Märchen sind innere Wahrheiten
Es sind nicht die Märchen, die Kindern schaden, sondern der falsche Umgang und falsche Interpretationen. Wer an Aschenputtel denkt, sieht den Prinzen, der die arme erlöst. Als Hirngespinst reitet er durch Köpfe und Kinderzimmer auf einem weißen Pferd. Aber wer spricht darüber, das Aschenputtel den Aufstand wagt, wie stark sie ist, trotz Verbot geht sie zum Fest. Das ist die Botschaft, die Disney nicht den Kindern näher bringt, aber das Märchen in seiner einfachen Erzählform. Aschenputtel löst die Entwicklung aus und nicht der Traumprinz. Patriarchale Interpretationen haben sich in den Köpfen festgesetzt und verhindern die wahren Botschaften. Übrigens ist nicht „süßes Mädchen“ dann auch sexistisch?

„Märchen sind mehr als wahr. Nicht, weil sie uns sagen, dass es Drachen gibt. Sondern weil sie uns sagen, dass Drachen besiegt werden können.“ (Lewis Carroll)
Märchen erzählen schafft eine Atmosphäre der Geborgenheit, des Geheiminsvollen und Wunderbaren. Eine Kerze anzünden, das Stillesignal erklingen lassen und das Erzählen/Vorlesen beginnt. Seit vielen Tausend Jahren gehören Märchen weltweit zum Traditionsgut. Inhalte sind zentrale Fragen und Schwierigkeiten des Lebens sowie deren Lösung. In besonderer Form ermöglichen Märchen Kindern die Auseinandersetzung mit ihren Gefühlen, Ängsten und Fantasien. Intuitiv verstehen Kinder ihre symbolischen Bilder und Botschaften. Ganz individuell entwickeln sie ihre eigenen, inneren Bilder zu Märchen. In der Geborgenheit des Märchenerzählens können aufregende, manchmal beunruhigende Abenteuer bestanden werden. Für Johannes Wilkes, Kinderarzt und Kinder- und Jugendpsychiater, tragen Märchen zur psychischen Gesundheit bei. Märchen sprechen zu uns in symbolischen Bildern, bzw. spiegeln sie unsere Seelenbilder. „Im Symbol verdichten sich Erfahrungen, psychische Inhalte, vor allem auch Emotionen, die anders nicht darzustellen sind“ (Kast, Märchen als Therapie). Damit der Zugang zu diesen heilenden Bildern nicht zerstört wird, ist das Erzählen von Märchen an bestimmte Bedingungen geknüpft, die leider in der modernen Welt wenig Beachtung finden. Vieles schadet ihrer positiven Wirkung. Märchen sollten ohne bildliche Darstellungen erzählt werden, die Stimme schlicht und zurückhaltend sein. Nur so kann das Kind frei von äußeren Einflüssen seine eigenen inneren Bilder und damit verbundene Lebensthemen entdecken und auch bearbeiten. Häufig wird gerade das Gegenteil empfohlen. Das Spiel mit der Stimme nimmt den Figuren ihre symbolische Bedeutung. Nicht der/die Erzähler*in soll im Mittelpunkt stehen, sondern das Märchen mit seiner Botschaft. Viele Märchenbilderbücher und -filme sind nicht geeignet, um die wahren Inhalte der Märchen zu vermitteln. Im Gegensatz zum schlicht erzählten Märchen können sie Ängste erwecken. Wie für die Gute-Nacht-Geschichte sollten für Märchen keine Tonträger benutzt werden. Das Märchen in seiner einfachen Erzählform ist ein Ruhepol zu der Reizüberflutung unserer Medien. Hier ist noch genügend Raum für Fantasie.

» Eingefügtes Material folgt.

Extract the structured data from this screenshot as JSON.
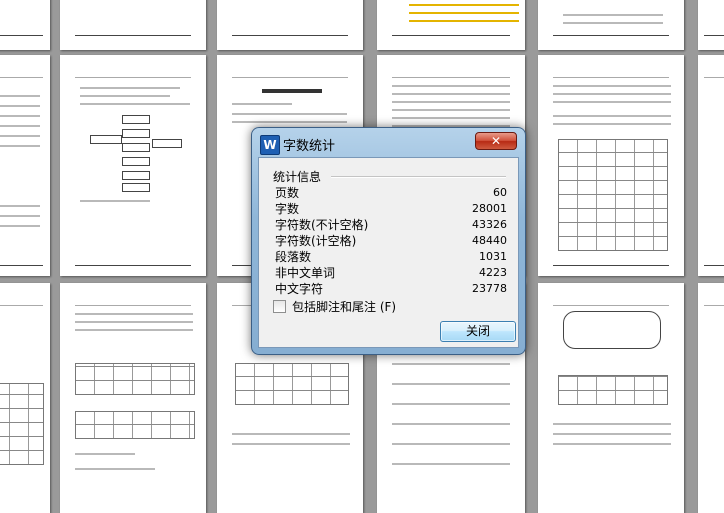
{
  "dialog": {
    "title": "字数统计",
    "app_icon_label": "W",
    "close_label": "✕",
    "section_title": "统计信息",
    "stats": [
      {
        "label": "页数",
        "value": "60"
      },
      {
        "label": "字数",
        "value": "28001"
      },
      {
        "label": "字符数(不计空格)",
        "value": "43326"
      },
      {
        "label": "字符数(计空格)",
        "value": "48440"
      },
      {
        "label": "段落数",
        "value": "1031"
      },
      {
        "label": "非中文单词",
        "value": "4223"
      },
      {
        "label": "中文字符",
        "value": "23778"
      }
    ],
    "checkbox_label": "包括脚注和尾注 (F)",
    "checkbox_checked": false,
    "ok_label": "关闭"
  }
}
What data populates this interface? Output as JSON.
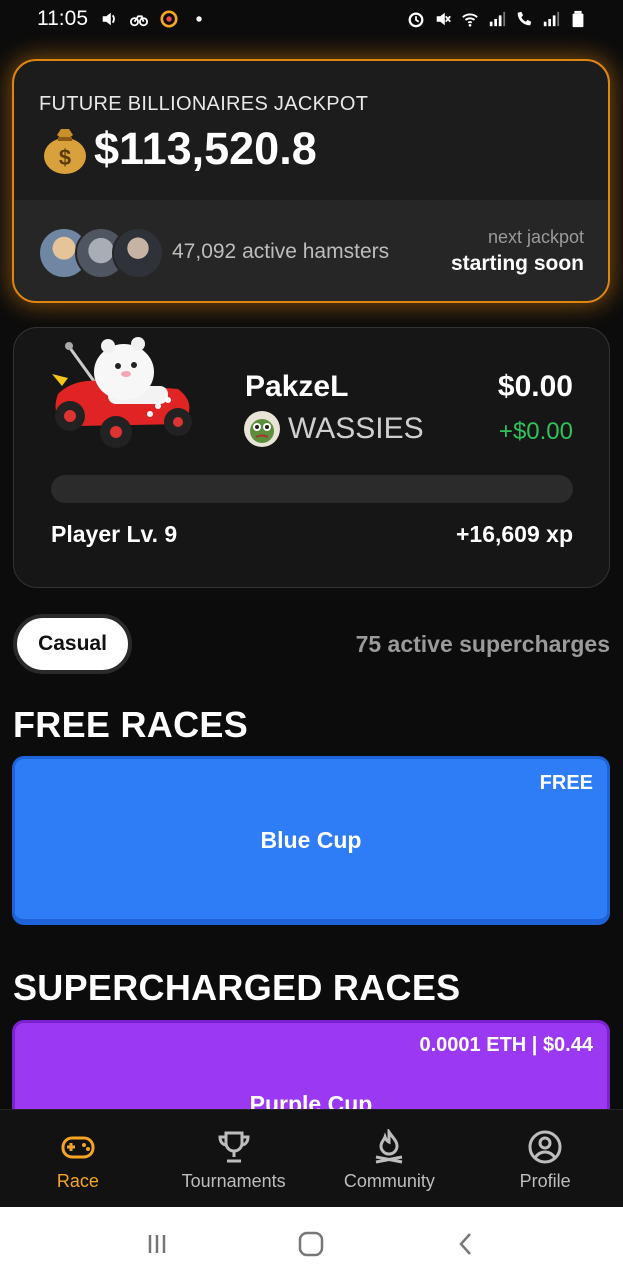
{
  "status_bar": {
    "time": "11:05"
  },
  "jackpot": {
    "title": "FUTURE BILLIONAIRES JACKPOT",
    "amount": "$113,520.8",
    "active_text": "47,092 active hamsters",
    "next_label": "next jackpot",
    "next_status": "starting soon",
    "accent_color": "#e0860f"
  },
  "player": {
    "name": "PakzeL",
    "team": "WASSIES",
    "balance": "$0.00",
    "delta": "+$0.00",
    "level": "Player Lv. 9",
    "xp": "+16,609 xp",
    "xp_progress": 0
  },
  "mode": {
    "selected": "Casual",
    "supercharges": "75 active supercharges"
  },
  "sections": {
    "free_title": "FREE RACES",
    "supercharged_title": "SUPERCHARGED RACES"
  },
  "races": {
    "blue": {
      "tag": "FREE",
      "name": "Blue Cup",
      "color": "#2f7df6"
    },
    "purple": {
      "tag": "0.0001 ETH | $0.44",
      "name": "Purple Cup",
      "color": "#9b38f2"
    }
  },
  "nav": {
    "items": [
      {
        "label": "Race",
        "icon": "gamepad-icon",
        "active": true
      },
      {
        "label": "Tournaments",
        "icon": "trophy-icon"
      },
      {
        "label": "Community",
        "icon": "campfire-icon"
      },
      {
        "label": "Profile",
        "icon": "user-icon"
      }
    ],
    "active_color": "#f5a524"
  }
}
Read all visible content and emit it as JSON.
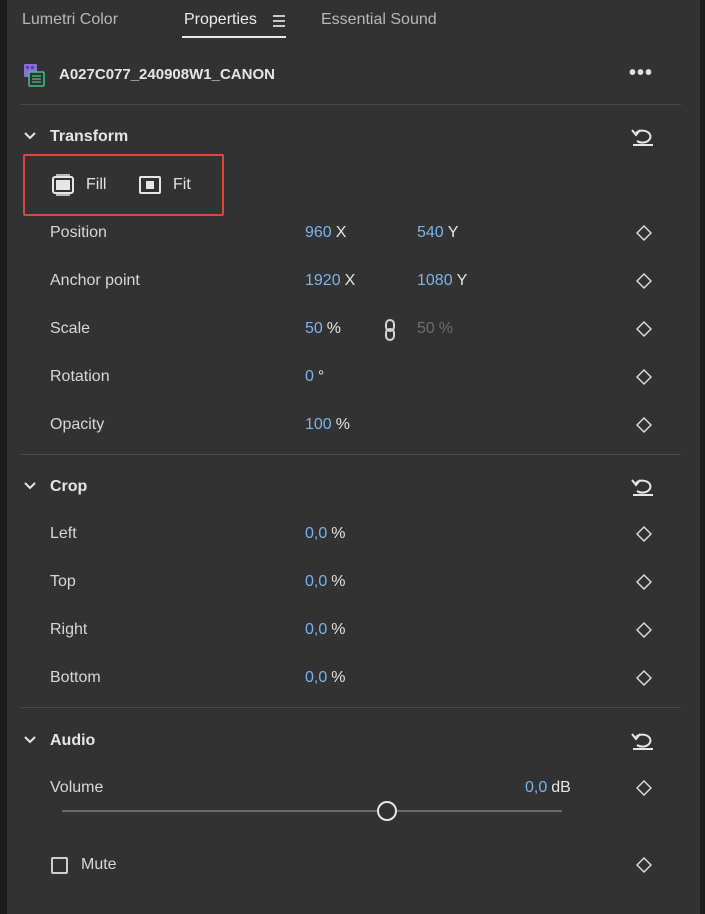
{
  "tabs": {
    "lumetri": "Lumetri Color",
    "properties": "Properties",
    "essential_sound": "Essential Sound"
  },
  "clip": {
    "name": "A027C077_240908W1_CANON",
    "more": "•••"
  },
  "transform": {
    "title": "Transform",
    "fill_label": "Fill",
    "fit_label": "Fit",
    "position": {
      "label": "Position",
      "x": "960",
      "x_unit": "X",
      "y": "540",
      "y_unit": "Y"
    },
    "anchor": {
      "label": "Anchor point",
      "x": "1920",
      "x_unit": "X",
      "y": "1080",
      "y_unit": "Y"
    },
    "scale": {
      "label": "Scale",
      "value": "50",
      "unit": "%",
      "value2": "50",
      "unit2": "%"
    },
    "rotation": {
      "label": "Rotation",
      "value": "0",
      "unit": "°"
    },
    "opacity": {
      "label": "Opacity",
      "value": "100",
      "unit": "%"
    }
  },
  "crop": {
    "title": "Crop",
    "left": {
      "label": "Left",
      "value": "0,0",
      "unit": "%"
    },
    "top": {
      "label": "Top",
      "value": "0,0",
      "unit": "%"
    },
    "right": {
      "label": "Right",
      "value": "0,0",
      "unit": "%"
    },
    "bottom": {
      "label": "Bottom",
      "value": "0,0",
      "unit": "%"
    }
  },
  "audio": {
    "title": "Audio",
    "volume": {
      "label": "Volume",
      "value": "0,0",
      "unit": "dB",
      "slider_fraction": 0.65
    },
    "mute": {
      "label": "Mute",
      "checked": false
    }
  },
  "colors": {
    "accent_value": "#7bb4ee",
    "highlight_box": "#e0453b",
    "panel_bg": "#323232"
  }
}
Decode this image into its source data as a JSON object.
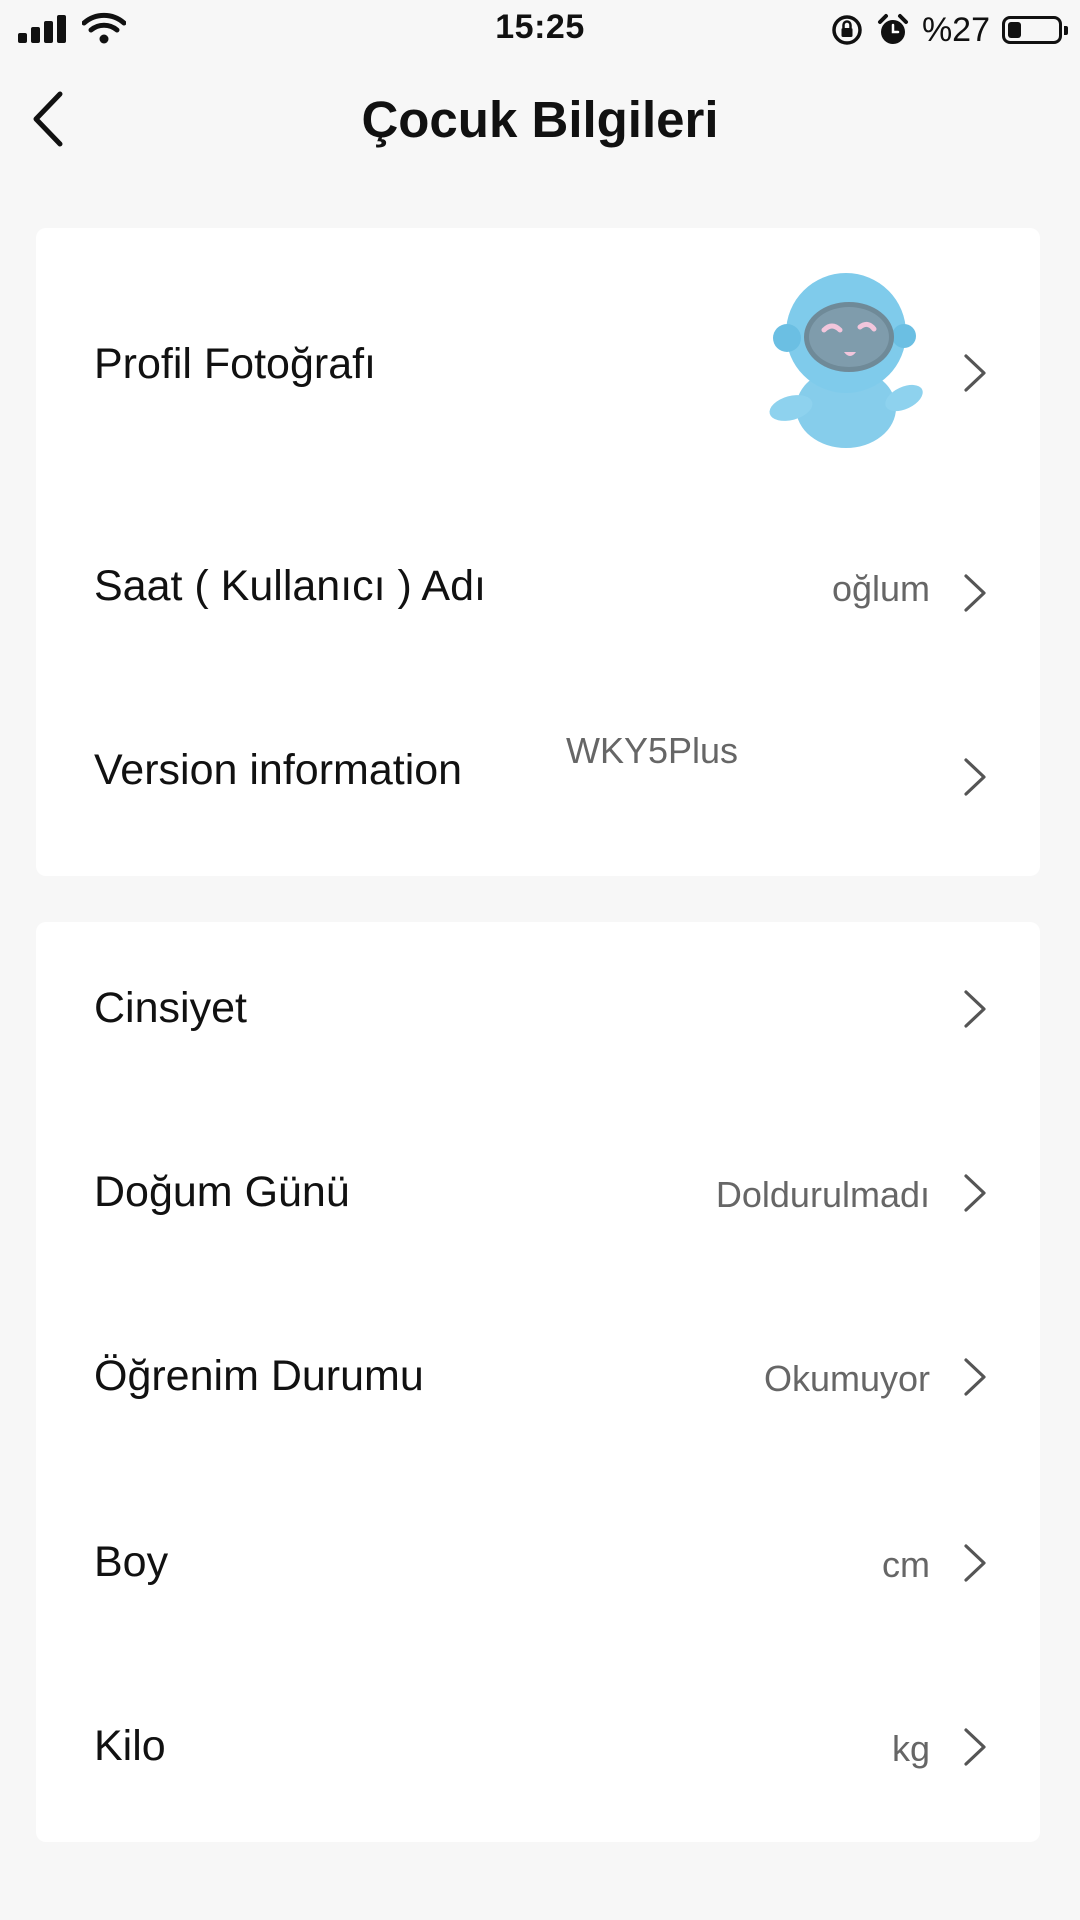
{
  "status_bar": {
    "time": "15:25",
    "battery_text": "%27",
    "battery_level": 0.27,
    "icons": [
      "signal-icon",
      "wifi-icon",
      "rotation-lock-icon",
      "alarm-icon",
      "battery-icon"
    ]
  },
  "header": {
    "title": "Çocuk Bilgileri",
    "back_icon": "chevron-left-icon"
  },
  "section_1": {
    "rows": [
      {
        "label": "Profil Fotoğrafı",
        "value": "",
        "avatar": "robot-avatar"
      },
      {
        "label": "Saat ( Kullanıcı ) Adı",
        "value": "oğlum"
      },
      {
        "label": "Version information",
        "value": "WKY5Plus"
      }
    ]
  },
  "section_2": {
    "rows": [
      {
        "label": "Cinsiyet",
        "value": ""
      },
      {
        "label": "Doğum Günü",
        "value": "Doldurulmadı"
      },
      {
        "label": "Öğrenim Durumu",
        "value": "Okumuyor"
      },
      {
        "label": "Boy",
        "value": "cm"
      },
      {
        "label": "Kilo",
        "value": "kg"
      }
    ]
  },
  "colors": {
    "background": "#f7f7f7",
    "card": "#ffffff",
    "text_primary": "#111111",
    "text_secondary": "#666666",
    "chevron": "#555555",
    "avatar_blue": "#7fcbeb"
  }
}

Zu beachten ist auch, dass es sich bei Grimms Märchen um Kinder- und Hausmärchen handelt, d.h. Märchen für Erwachsene und Kinder. Die Auswahl richtet sich also auch nach dem Alter der Kinder. Für jüngere Kinder sind eher kurze Märchen geeignet, dann folgen z. B. Frau Holle, Aschenputtel, Hänsel und Gretel, Froschkönig, Schneewittchen, Dornröschen, Rumpelstilzchen.
Das intuitive Verständnis der Kinder für Märchen liegt in der Weltansicht, die Kinder und Märchen gemeinsam haben, der Denkweise, dass Unbelebtes lebendig ist und auch menschliche Eigenschaften hat. Interpretationen nach dem Wortlaut der Märchen verursachen oft falsche Vorstellungen, die sich leider in vielen Köpfen festgesetzt haben.